Il n’y a pas de « bon » scénario en Iran. Imaginer une chute du régime des mollahs qui se déroulerait avec un minimum de violence, avec des lendemains stables et relativement démocratiques, relève de l’utopie absolue. Rien dans son histoire et la nature de son régime ne prépare la République islamique à un atterrissage en douceur ; tout, au contraire, la conduit vers plus de violence.
Il suffit de constater comment le régime de Téhéran a choisi ces derniers jours la répression à outrance contre le soulèvement populaire déclenché fin décembre, à partir de revendications économiques dont même le président iranien Pezeshkian disait qu’elles étaient légitimes.
Le nombre de victimes atteint déjà des chiffres record dans la longue histoire de la violence en Iran : 2500 morts confirmés selon une organisation de défense des droits humains, 5000 ou beaucoup plus selon d’autres sources. Le chef du système judiciaire, Gholam-Hossein Mohseini-Ejei, a appelé hier à juger rapidement les personnes arrêtées dans les manifestations - plus de 10 000 au dernier décompte, laissant entrevoir des peines de mort et des exécutions dont l’Iran est coutumier.
Ce climat, dont on a du mal à avoir une image précise en raison du black-out des communications avec l’Iran, est celui d’un régime qui est prêt à tout pour survivre.
Le régime peut-il reprendre le contrôle ? C’est évidemment un scénario possible et peut-être probable. C’est le sort qu’a connu la révolte sociale de 2019, ou le mouvement Femmes Vies Liberté après la mort de Mahsa Amini en 2022 ; à chaque fois après des centaines de morts. Mais la situation en Iran est tellement dégradée que le régime ne ferait que gagner un répit jusqu’à la crise suivante.

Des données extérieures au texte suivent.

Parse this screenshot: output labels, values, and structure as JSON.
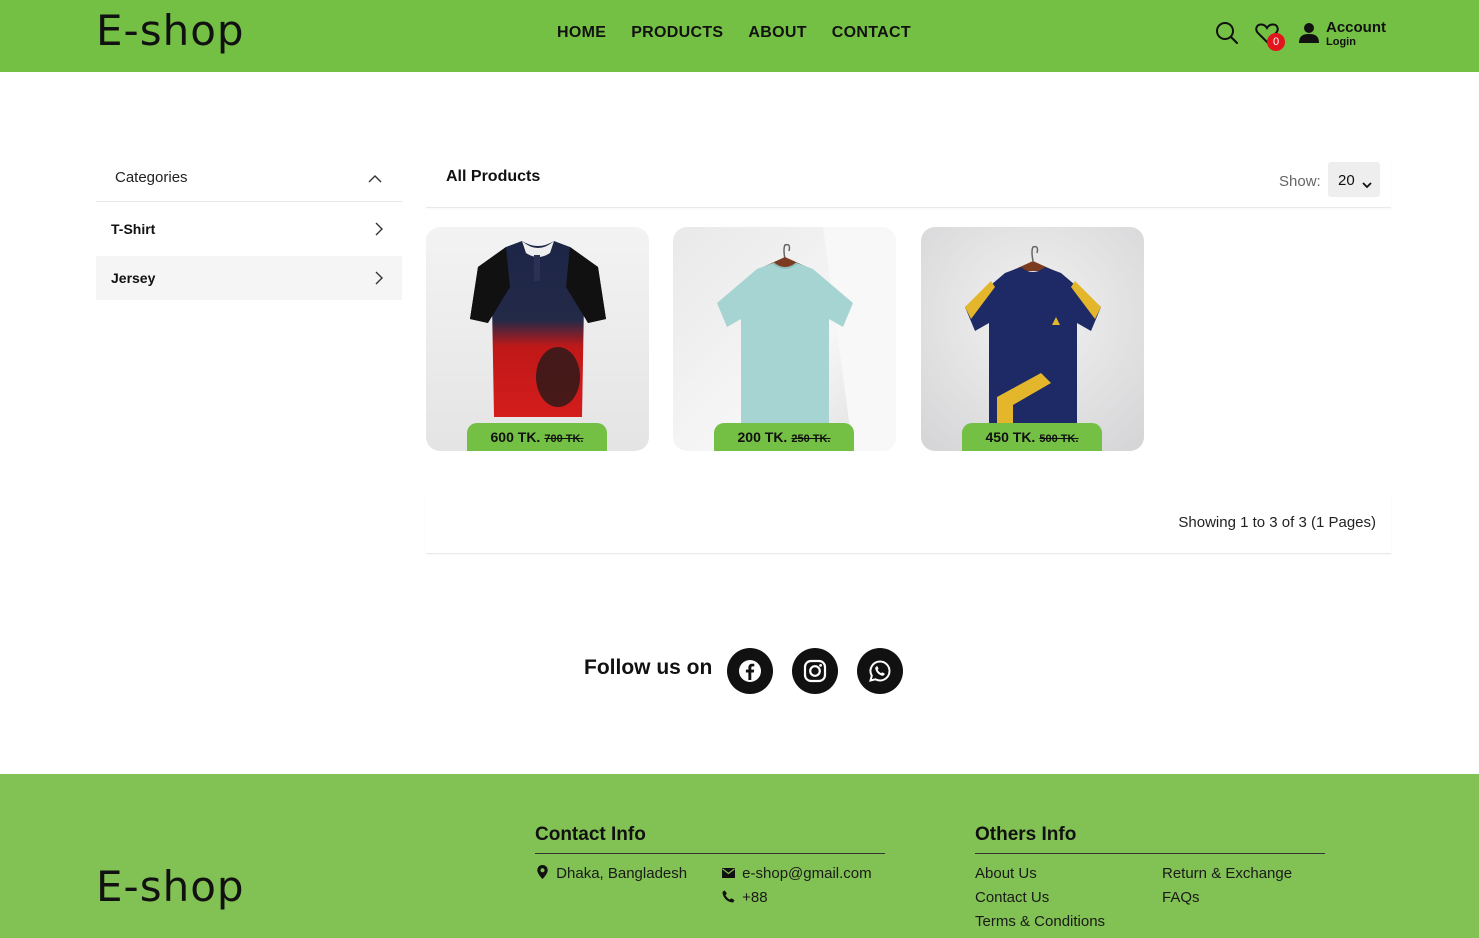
{
  "header": {
    "logo": "E-shop",
    "nav": [
      "HOME",
      "PRODUCTS",
      "ABOUT",
      "CONTACT"
    ],
    "wishlist_count": "0",
    "account_label": "Account",
    "account_sub": "Login",
    "accent_color": "#74c044"
  },
  "sidebar": {
    "title": "Categories",
    "items": [
      {
        "label": "T-Shirt"
      },
      {
        "label": "Jersey"
      }
    ]
  },
  "products": {
    "title": "All Products",
    "show_label": "Show:",
    "show_value": "20",
    "items": [
      {
        "price": "600 TK.",
        "old_price": "700 TK.",
        "image": "red-black-jersey"
      },
      {
        "price": "200 TK.",
        "old_price": "250 TK.",
        "image": "mint-tshirt"
      },
      {
        "price": "450 TK.",
        "old_price": "500 TK.",
        "image": "navy-yellow-tshirt"
      }
    ],
    "pagination_text": "Showing 1 to 3 of 3 (1 Pages)"
  },
  "follow": {
    "label": "Follow us on",
    "icons": [
      "facebook-icon",
      "instagram-icon",
      "whatsapp-icon"
    ]
  },
  "footer": {
    "logo": "E-shop",
    "contact_title": "Contact Info",
    "address": "Dhaka, Bangladesh",
    "email": "e-shop@gmail.com",
    "phone": "+88",
    "others_title": "Others Info",
    "links": [
      "About Us",
      "Contact Us",
      "Terms & Conditions",
      "Return & Exchange",
      "FAQs"
    ],
    "bg_color": "#82c153"
  }
}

C’est plus dur, et plus coûteux aujourd’hui pour le régime de Téhéran. D’abord parce qu’il est considérablement affaibli par la « guerre des douze jours » avec Israël et les États-Unis de l’an dernier, par l’effondrement de son réseau d’alliances régionales, par les sanctions internationales.
Autre facteur disruptif, la posture de Donald Trump, qui a promis de venir en aide aux manifestants, sans vraiment dire comment. Ses derniers commentaires hier laissent entendre le contraire, mais son imprévisibilité pèse lourdement sur tous les scénarios envisagés. Tous les voisins de l’Iran lui conseillent en tous cas de ne pas intervenir.

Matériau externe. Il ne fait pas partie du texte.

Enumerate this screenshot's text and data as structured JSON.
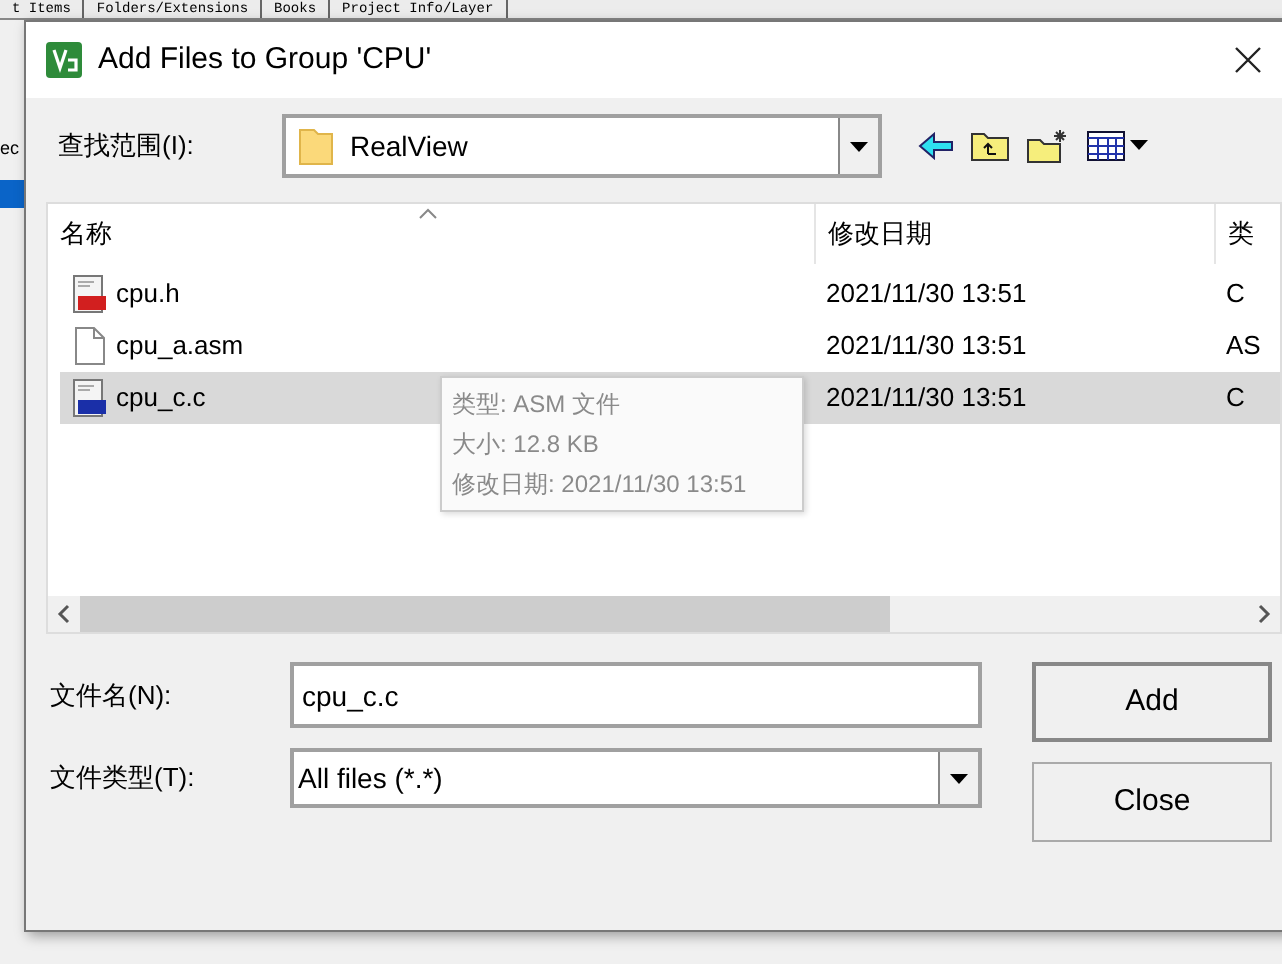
{
  "background": {
    "tabs": [
      "t Items",
      "Folders/Extensions",
      "Books",
      "Project Info/Layer"
    ],
    "side_text": "ec"
  },
  "window": {
    "title": "Add Files to Group 'CPU'"
  },
  "look_in": {
    "label": "查找范围(I):",
    "value": "RealView"
  },
  "file_list": {
    "columns": [
      "名称",
      "修改日期",
      "类"
    ],
    "rows": [
      {
        "name": "cpu.h",
        "kind": "header",
        "date": "2021/11/30 13:51",
        "type": "C",
        "selected": false
      },
      {
        "name": "cpu_a.asm",
        "kind": "plain",
        "date": "2021/11/30 13:51",
        "type": "AS",
        "selected": false
      },
      {
        "name": "cpu_c.c",
        "kind": "source",
        "date": "2021/11/30 13:51",
        "type": "C",
        "selected": true
      }
    ],
    "tooltip": [
      "类型: ASM 文件",
      "大小: 12.8 KB",
      "修改日期: 2021/11/30 13:51"
    ]
  },
  "file_name": {
    "label": "文件名(N):",
    "value": "cpu_c.c"
  },
  "file_type": {
    "label": "文件类型(T):",
    "value": "All files (*.*)"
  },
  "buttons": [
    "Add",
    "Close"
  ]
}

Mais le pire des scénarios c’est la guerre civile. Certains analystes de l’Iran et du Moyen Orient la redoutent. Ils voient dans la tournure des événements un rappel sinistre de la descente aux enfers de la Syrie, après les manifestations du printemps 2011 contre Bachar el-Assad.
Les ressemblances : un régime déterminé à survivre, y compris en pratiquant la politique de la terre brûlée ; des manifestants pacifiques qui commencent à s’armer. En Syrie ça a donné un engrenage mortel pendant plus d’une décennie. Dans le cas de l’Iran, ça serait à l’échelle d’un pays de 90 millions d’habitants, où vivent des minorités, comme les Kurdes ou les Baloutches, qui ont déjà des mouvements séparatistes armés.
A l’été 2011, je pensais comme beaucoup que les jours de Bachar el-Assad étaient comptés en Syrie. A Beyrouth, je croisais le leader druze Walid Joumblatt qui me dit : « détrompez-vous, ça prendra au moins dix ans ». Ça a pris treize ans avant qu’il ne tombe, et plus d’un demi-million de morts. Une dictature aux abois n’a plus rien à perdre, c’est le principal risque aujourd’hui, d'abord pour le peuple iranien.